Теперь Джастин понял, почему так расстроилась Мэй. Ее карта, Семерка Ветвей, всегда находилась слева от него. Но сейчас ее не было. Ее место заняла карта, которую он никогда прежде не видел. Рисунок был отчетливым и ярким: человеческий силуэт, стоящий посреди деревьев в Серости. Его правая рука превратилась в кровавое месиво. Левая же была освежевана до костей.

В голове Джастина заиграла «Колыбельная основателей». Ветви и камни, кинжалы и…

— Кости, — сухо произнесла Мэй, впиваясь ухоженным ноготком в деревянную карту. Ее рука дрожала. — Ее не должно… Наверное, я… — Она замолчала. Даже в панике Мэй ни за что бы не признала, что ей недостает мастерства в гадании на колоде Предзнаменований.

— Мы оба знаем, что ты не совершаешь ошибок. — Джастин не мог оторвать взгляда от карты. — Просто расскажи, что она значит.

— Ладно. — Мэй убрала руку. — Ты найдешь способ помочь городу. Но сам процесс запутанный. Здесь у тебя Узловатые Корни — череда невыгодных решений. А поскольку они в паре со Щитом, похоже, ты, как обычно, будешь выступать в качестве посредника. Вероятнее всего, это вина Тройки Кинжалов, ведь Айзек всегда умудряется все испортить.

— Ты не можешь просто делать вид, что ее здесь нет. — Карта между ними словно светилась, даже в тени. Кость и плоть переплетены, линия, соединяющая живых и мертвых. — Мэй, расскажи мне.

Девушка собрала карты одним отрепетированным движением запястья. Затем перетасовала их с остальной колодой и посмотрела за плечо Джастину.

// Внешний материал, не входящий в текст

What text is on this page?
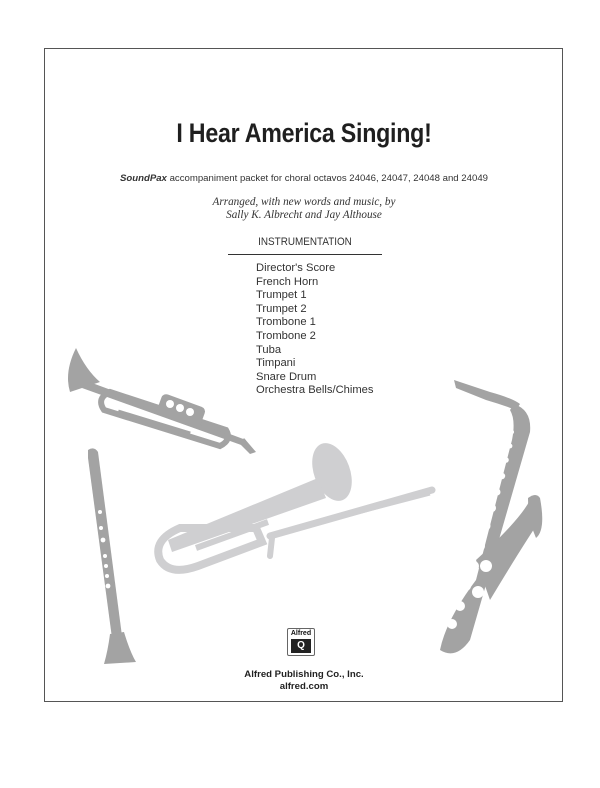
I Hear America Singing!
SoundPax accompaniment packet for choral octavos 24046, 24047, 24048 and 24049
Arranged, with new words and music, by
Sally K. Albrecht and Jay Althouse
INSTRUMENTATION
Director's Score
French Horn
Trumpet 1
Trumpet 2
Trombone 1
Trombone 2
Tuba
Timpani
Snare Drum
Orchestra Bells/Chimes
Alfred
Q
Alfred Publishing Co., Inc.
alfred.com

— Это семья Сондерс. — Ее светло-голубые глаза по-прежнему смотрели на деревья. Мэй поднялась на ноги. — Они возвращаются, и я сейчас же расскажу об этом маме, а ты — никому. Даже Айзеку.

— Погоди! — Джастин спешно встал и пошел за ней, но Мэй умела быть быстрой, когда хотела. Ее пальцы уже сомкнулись на ручке задней двери. — Как все это связано с защитой Четверки Дорог?

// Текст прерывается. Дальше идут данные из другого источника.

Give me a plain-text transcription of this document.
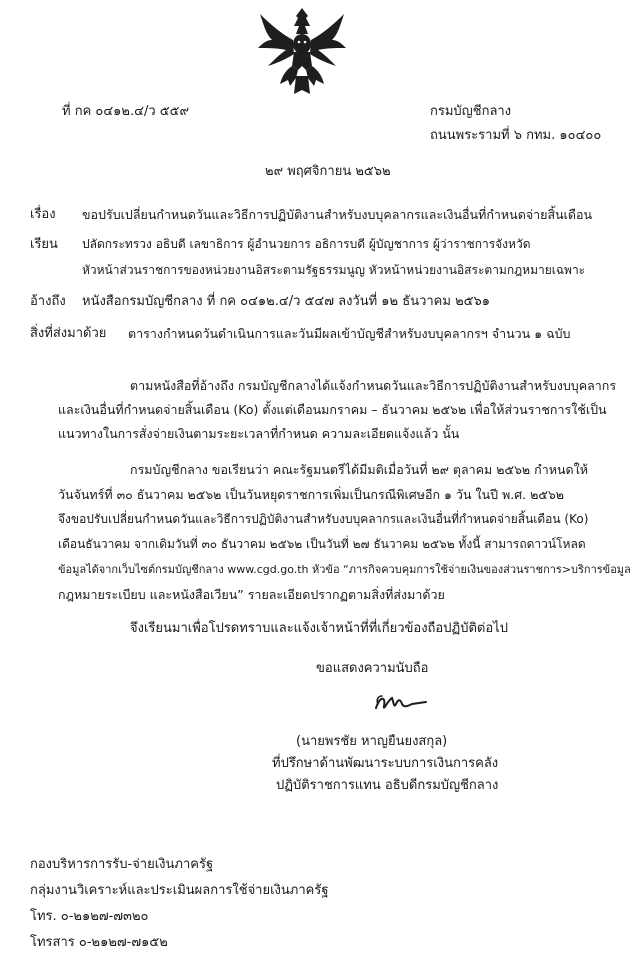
ที่ กค ๐๔๑๒.๔/ว ๕๕๙	กรมบัญชีกลาง
ถนนพระรามที่ ๖ กทม. ๑๐๔๐๐
๒๙ พฤศจิกายน ๒๕๖๒
เรื่อง ขอปรับเปลี่ยนกำหนดวันและวิธีการปฏิบัติงานสำหรับงบบุคลากรและเงินอื่นที่กำหนดจ่ายสิ้นเดือน
เรียน ปลัดกระทรวง อธิบดี เลขาธิการ ผู้อำนวยการ อธิการบดี ผู้บัญชาการ ผู้ว่าราชการจังหวัด
หัวหน้าส่วนราชการของหน่วยงานอิสระตามรัฐธรรมนูญ หัวหน้าหน่วยงานอิสระตามกฎหมายเฉพาะ
อ้างถึง หนังสือกรมบัญชีกลาง ที่ กค ๐๔๑๒.๔/ว ๕๔๗ ลงวันที่ ๑๒ ธันวาคม ๒๕๖๑
สิ่งที่ส่งมาด้วย ตารางกำหนดวันดำเนินการและวันมีผลเข้าบัญชีสำหรับงบบุคลากรฯ จำนวน ๑ ฉบับ
ตามหนังสือที่อ้างถึง กรมบัญชีกลางได้แจ้งกำหนดวันและวิธีการปฏิบัติงานสำหรับงบบุคลากร
และเงินอื่นที่กำหนดจ่ายสิ้นเดือน (Ko) ตั้งแต่เดือนมกราคม – ธันวาคม ๒๕๖๒ เพื่อให้ส่วนราชการใช้เป็น
แนวทางในการสั่งจ่ายเงินตามระยะเวลาที่กำหนด ความละเอียดแจ้งแล้ว นั้น
กรมบัญชีกลาง ขอเรียนว่า คณะรัฐมนตรีได้มีมติเมื่อวันที่ ๒๙ ตุลาคม ๒๕๖๒ กำหนดให้
วันจันทร์ที่ ๓๐ ธันวาคม ๒๕๖๒ เป็นวันหยุดราชการเพิ่มเป็นกรณีพิเศษอีก ๑ วัน ในปี พ.ศ. ๒๕๖๒
จึงขอปรับเปลี่ยนกำหนดวันและวิธีการปฏิบัติงานสำหรับงบบุคลากรและเงินอื่นที่กำหนดจ่ายสิ้นเดือน (Ko)
เดือนธันวาคม จากเดิมวันที่ ๓๐ ธันวาคม ๒๕๖๒ เป็นวันที่ ๒๗ ธันวาคม ๒๕๖๒ ทั้งนี้ สามารถดาวน์โหลด
ข้อมูลได้จากเว็บไซต์กรมบัญชีกลาง www.cgd.go.th หัวข้อ “ภารกิจควบคุมการใช้จ่ายเงินของส่วนราชการ>บริการข้อมูล
กฎหมายระเบียบ และหนังสือเวียน” รายละเอียดปรากฏตามสิ่งที่ส่งมาด้วย
จึงเรียนมาเพื่อโปรดทราบและแจ้งเจ้าหน้าที่ที่เกี่ยวข้องถือปฏิบัติต่อไป
ขอแสดงความนับถือ
(นายพรชัย หาญยืนยงสกุล)
ที่ปรึกษาด้านพัฒนาระบบการเงินการคลัง
ปฏิบัติราชการแทน อธิบดีกรมบัญชีกลาง
กองบริหารการรับ-จ่ายเงินภาครัฐ
กลุ่มงานวิเคราะห์และประเมินผลการใช้จ่ายเงินภาครัฐ
โทร. ๐-๒๑๒๗-๗๓๒๐
โทรสาร ๐-๒๑๒๗-๗๑๕๒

Розовый ободок Мэй сбился на сторону. А для его сестры уже такая мелочь была недопустимой неряшливостью, но она этого даже не заметила.

— Я и сама не до конца понимаю, — ответила девушка. — Но когда прибудут Сондерсы, у тебя появится шанс изменить что-то в Четверке Дорог.

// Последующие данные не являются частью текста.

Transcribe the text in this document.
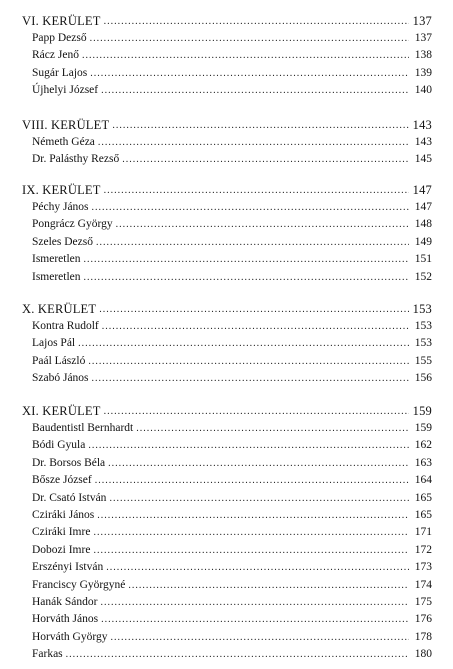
VI. KERÜLET .....	137
Papp Dezső .....	137
Rácz Jenő .....	138
Sugár Lajos .....	139
Újhelyi József .....	140
VIII. KERÜLET .....	143
Németh Géza .....	143
Dr. Palásthy Rezső .....	145
IX. KERÜLET .....	147
Péchy János .....	147
Pongrácz György .....	148
Szeles Dezső .....	149
Ismeretlen .....	151
Ismeretlen .....	152
X. KERÜLET .....	153
Kontra Rudolf .....	153
Lajos Pál .....	153
Paál László .....	155
Szabó János .....	156
XI. KERÜLET .....	159
Baudentistl Bernhardt .....	159
Bódi Gyula .....	162
Dr. Borsos Béla .....	163
Bősze József .....	164
Dr. Csató István .....	165
Cziráki János .....	165
Cziráki Imre .....	171
Dobozi Imre .....	172
Erszényi István .....	173
Franciscy Györgyné .....	174
Hanák Sándor .....	175
Horváth János .....	176
Horváth György .....	178
Farkas .....	180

И Джастин позволил двери закрыться.

Он еще долго сидел в саду, глядя на боярышник. Сучковатые ветви, словно цепкие пальцы, вились по двускатной крыше их фамильного дома. Впервые за всю его жизнь в Четверке Дорог соберутся члены каждой из семьи основателей. И он не останется в стороне. Он получит возможность изменить порядок вещей и помочь.

Джастин в это верил. Должен был. Так сказала колода Предзнаменований, и в отличие от Готорнов, мастеров карт, они не умели врать.

* * *

Две недели спустя

Чтобы Вайолет Сондерс окончательно расклеилась, потребовалась всего одна прядка бирюзовых волос. Девушка копалась в своей папке с нотами, когда та случайно попалась ей на глаза, торчащая между сиденьем и подстаканником, подобно саженцу.

Руки Вайолет замерли на папке, на темно-синем пластике появились пятна пота. Она не могла сосредоточиться ни на шоссе за окном «Порше», ни на аппликатуре для «Вариаций на тему Абегг, опус 1» Шумана. Ее интерес к произведению иссяк.

Один за другим пальцы Вайолет отлипли от края папки. Левая рука подобралась к прядке, словно бледный жилистый тарантул, но мать внезапно выключила беспроводную гарнитуру.

— Ты в порядке? — спросила она у Вайолет. — Что-то ты неважно выглядишь.

Вайолет резко отдернула руку. Затем приглушила Шумана в наушниках и попыталась скрыть удивление — мать заговорила с ней впервые за целый час.

— Просто немного укачало.

Джунипер Сондерс задумчиво наклонила голову. Гарнитура у уха мигнула, отбросив голубой блик на колотые шрамы на хрящике. Последнее напоминание о той версии Джунипер, которая давно исчезла.

— Дай знать, если тебе нужно будет выйти, — сказала она. — Я съеду на обочину.

От этой непривычной заботы у Вайолет сжался желудок. Мать ни слова не сказала, когда Вайолет забросила музыку. Она даже не заметила, что ее дочь перекрасила стены спальни в темно-красный цвет утром в день открытых дверей. Или, как после похорон, обрезала волосы по плечи в небрежном боб-каре. И все-таки Джунипер заметила ее подавленность во время конференц-звонка.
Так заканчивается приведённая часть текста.